Jimmy Heath's Advice to Young African-Americans

This has been spreading on social media, and I thought I'd share it here with the transcription. Definitely worth hearing this man's opinion on things.





Jimmy Heath: Advice to African Americans

"I would say to young African Americans is to learn your history and to value that. “You must know where you’ve been to know where you’re going,” as my mentor Dizzy used to say. You have to have one foot in the past and one foot in the future. And that’s what you have to do: you have to study. It’s not just Martin Luther King; he wasn’t alone. We get hooked on these things—the media does that to us—and the youth is really the victims of the media because they go by what the media tells them: what to dress, what to listen to, what to wear, what to this—if you’re not, you’re not hip!
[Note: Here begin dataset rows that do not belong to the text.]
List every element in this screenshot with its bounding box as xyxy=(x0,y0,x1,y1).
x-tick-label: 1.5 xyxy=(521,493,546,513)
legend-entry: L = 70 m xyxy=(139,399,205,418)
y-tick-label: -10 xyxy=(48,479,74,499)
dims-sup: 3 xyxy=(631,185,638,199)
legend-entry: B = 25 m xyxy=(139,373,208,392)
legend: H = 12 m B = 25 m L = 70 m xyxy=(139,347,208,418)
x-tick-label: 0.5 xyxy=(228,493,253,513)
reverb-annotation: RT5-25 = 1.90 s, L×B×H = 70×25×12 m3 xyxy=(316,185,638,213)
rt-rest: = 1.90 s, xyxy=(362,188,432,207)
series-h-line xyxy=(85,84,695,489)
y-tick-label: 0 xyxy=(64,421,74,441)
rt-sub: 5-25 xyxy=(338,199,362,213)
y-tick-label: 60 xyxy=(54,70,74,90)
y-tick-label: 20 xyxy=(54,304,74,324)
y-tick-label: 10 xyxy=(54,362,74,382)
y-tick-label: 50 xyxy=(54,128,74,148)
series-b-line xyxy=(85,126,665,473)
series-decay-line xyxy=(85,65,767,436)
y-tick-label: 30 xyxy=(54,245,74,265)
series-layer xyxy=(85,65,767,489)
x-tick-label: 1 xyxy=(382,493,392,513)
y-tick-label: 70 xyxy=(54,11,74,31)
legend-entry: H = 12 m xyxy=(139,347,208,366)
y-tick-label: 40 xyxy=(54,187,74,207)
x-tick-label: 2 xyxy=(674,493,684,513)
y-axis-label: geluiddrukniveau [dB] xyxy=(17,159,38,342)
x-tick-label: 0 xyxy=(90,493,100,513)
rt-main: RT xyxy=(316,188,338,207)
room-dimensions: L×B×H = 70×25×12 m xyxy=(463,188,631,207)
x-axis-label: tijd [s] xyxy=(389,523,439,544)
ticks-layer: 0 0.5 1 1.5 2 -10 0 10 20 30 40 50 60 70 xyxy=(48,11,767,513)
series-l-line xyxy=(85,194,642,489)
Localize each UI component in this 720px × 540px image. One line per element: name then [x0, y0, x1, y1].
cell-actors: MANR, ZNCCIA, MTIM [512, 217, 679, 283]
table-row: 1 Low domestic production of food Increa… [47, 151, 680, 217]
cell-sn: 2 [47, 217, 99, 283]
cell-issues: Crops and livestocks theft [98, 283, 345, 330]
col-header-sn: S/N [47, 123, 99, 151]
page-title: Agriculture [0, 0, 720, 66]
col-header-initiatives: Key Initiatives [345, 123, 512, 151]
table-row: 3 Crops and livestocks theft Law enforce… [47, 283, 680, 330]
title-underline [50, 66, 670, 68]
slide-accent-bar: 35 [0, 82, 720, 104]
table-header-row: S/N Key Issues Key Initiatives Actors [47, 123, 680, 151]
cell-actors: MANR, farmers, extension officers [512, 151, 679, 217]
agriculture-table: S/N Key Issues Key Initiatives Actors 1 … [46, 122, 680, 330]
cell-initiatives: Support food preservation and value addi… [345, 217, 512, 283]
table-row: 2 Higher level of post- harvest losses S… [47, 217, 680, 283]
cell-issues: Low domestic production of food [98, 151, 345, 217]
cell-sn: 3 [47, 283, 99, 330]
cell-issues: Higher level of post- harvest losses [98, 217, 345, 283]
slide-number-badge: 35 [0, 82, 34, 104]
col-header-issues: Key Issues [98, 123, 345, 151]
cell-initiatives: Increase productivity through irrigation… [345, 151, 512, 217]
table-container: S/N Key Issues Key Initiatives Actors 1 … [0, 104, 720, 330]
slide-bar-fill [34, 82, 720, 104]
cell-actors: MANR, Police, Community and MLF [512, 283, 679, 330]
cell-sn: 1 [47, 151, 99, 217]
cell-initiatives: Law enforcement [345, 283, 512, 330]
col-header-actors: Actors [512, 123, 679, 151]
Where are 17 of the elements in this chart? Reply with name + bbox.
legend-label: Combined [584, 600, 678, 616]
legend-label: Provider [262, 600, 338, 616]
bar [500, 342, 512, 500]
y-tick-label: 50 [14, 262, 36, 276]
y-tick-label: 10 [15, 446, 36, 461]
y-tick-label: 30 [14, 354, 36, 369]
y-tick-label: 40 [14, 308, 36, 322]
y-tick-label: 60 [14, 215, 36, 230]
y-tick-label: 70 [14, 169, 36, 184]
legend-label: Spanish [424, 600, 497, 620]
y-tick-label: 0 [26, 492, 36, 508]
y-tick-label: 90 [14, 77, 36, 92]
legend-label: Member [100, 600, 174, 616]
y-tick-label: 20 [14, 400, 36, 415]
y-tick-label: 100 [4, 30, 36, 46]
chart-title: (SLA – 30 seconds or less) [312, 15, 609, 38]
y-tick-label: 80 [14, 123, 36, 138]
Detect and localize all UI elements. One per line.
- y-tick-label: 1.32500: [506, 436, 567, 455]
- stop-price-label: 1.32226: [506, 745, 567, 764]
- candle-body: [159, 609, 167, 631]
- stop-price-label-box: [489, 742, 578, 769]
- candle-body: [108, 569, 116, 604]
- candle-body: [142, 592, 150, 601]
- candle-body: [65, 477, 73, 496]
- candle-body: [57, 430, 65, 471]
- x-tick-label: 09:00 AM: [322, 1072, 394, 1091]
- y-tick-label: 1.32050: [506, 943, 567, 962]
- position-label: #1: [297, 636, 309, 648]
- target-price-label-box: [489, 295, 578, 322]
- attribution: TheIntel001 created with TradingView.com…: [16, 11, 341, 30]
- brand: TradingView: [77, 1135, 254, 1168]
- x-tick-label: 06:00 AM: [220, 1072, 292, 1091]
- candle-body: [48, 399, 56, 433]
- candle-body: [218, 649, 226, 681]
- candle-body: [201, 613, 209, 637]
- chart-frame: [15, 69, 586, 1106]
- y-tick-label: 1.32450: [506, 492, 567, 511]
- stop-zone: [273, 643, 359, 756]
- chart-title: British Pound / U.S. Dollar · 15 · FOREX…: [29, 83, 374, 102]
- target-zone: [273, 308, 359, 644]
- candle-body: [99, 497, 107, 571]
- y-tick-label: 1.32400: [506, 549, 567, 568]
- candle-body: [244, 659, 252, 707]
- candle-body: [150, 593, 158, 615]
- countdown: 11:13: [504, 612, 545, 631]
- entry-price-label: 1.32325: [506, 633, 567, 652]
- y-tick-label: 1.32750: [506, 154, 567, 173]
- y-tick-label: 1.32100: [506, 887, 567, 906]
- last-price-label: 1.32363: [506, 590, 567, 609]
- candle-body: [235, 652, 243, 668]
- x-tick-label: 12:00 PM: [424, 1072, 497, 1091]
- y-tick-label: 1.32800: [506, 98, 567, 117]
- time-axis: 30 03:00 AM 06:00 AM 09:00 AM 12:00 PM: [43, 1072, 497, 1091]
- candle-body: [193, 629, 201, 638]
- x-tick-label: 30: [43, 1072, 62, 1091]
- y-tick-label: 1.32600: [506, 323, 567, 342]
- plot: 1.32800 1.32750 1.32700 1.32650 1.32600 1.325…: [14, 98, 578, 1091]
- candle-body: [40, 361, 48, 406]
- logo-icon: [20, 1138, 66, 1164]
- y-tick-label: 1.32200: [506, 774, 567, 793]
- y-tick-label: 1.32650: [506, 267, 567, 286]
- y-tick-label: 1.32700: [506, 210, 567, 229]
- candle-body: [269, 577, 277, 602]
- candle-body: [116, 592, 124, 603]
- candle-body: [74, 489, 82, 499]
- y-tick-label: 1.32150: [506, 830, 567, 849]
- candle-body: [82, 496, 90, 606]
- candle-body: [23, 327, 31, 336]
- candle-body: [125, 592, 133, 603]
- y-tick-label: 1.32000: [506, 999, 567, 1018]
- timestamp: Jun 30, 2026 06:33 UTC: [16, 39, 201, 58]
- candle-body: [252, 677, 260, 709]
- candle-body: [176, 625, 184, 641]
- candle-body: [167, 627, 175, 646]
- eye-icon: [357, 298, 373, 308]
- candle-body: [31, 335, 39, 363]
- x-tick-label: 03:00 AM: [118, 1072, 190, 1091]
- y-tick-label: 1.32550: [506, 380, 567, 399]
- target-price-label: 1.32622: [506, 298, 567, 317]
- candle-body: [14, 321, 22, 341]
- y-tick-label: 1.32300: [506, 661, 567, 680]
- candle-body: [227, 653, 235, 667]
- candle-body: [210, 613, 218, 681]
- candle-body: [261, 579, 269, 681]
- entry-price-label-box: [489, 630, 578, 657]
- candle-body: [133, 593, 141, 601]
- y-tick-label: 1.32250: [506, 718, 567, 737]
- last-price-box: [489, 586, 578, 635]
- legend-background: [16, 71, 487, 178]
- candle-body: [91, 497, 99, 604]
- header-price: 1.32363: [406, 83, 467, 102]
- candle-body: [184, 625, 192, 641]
But you have to be a person who searches and go out on your own and find out things for yourself.
And, one thing for you to do as a young Afro-American is to study something about the history and then, they wouldn’t say like they say to me sometimes, ‘Jazz is white people’s music.’ And that hurts. It hurts! Now, I grant you: you see the white artist and you see the audience is white and Japanese. When I was coming up, 60% was Afro-Americans, and you may get 40 or 30% white. How that has turned around has changed the image so that the Afro-American youth doesn’t know that this is a great achievement that people suffered for. Louis Armstrong, one of our first ambassadors, he suffered to be what he was, and he made it. He charted a path for all of us, and all the guys who know the history of it, they know that, the jazz musicians. But the general… 
You know, I went to Black Network college tour and I played at Cosby Auditorium in Spellman and other schools: Jackson State, Florida A&M and all the black southern – South Carolina State and all. I was hurt in that the black schools concentrated on marching bands for the football games and didn’t pay enough attention to Afro-American classical music. And I said to some of the students—I know they didn’t like it—I said ‘Ok.’ I was hanging out at Tennessee State and they had a 200-piece band, and when we had the jazz class, we had a few students and half of them couldn’t play as well in that idiom as some of the other schools I had been to—white schools in particular. And, I said ‘Well, you know, all y’all practicing to be athletes, ‘cause you can throw your legs up and do all that, you got a hip march, but you gonna have to march straight to the welfare if you going to try to play them instruments when you get out of here, unless you get serious about these instruments.” 
All show for the football games. It’s changed now. I was just at Howard, and Howard is different now than when my buddy Benny Golson went there. They have a great jazz program, so it’s looking up. All the white schools have them—that’s why people call it white people’s music. But now they have them at Oberlin, they have jazz programs, so in the last 10 or 15 years, it’s become—it’s in vogue to have a jazz program at your school, so it’s getting better."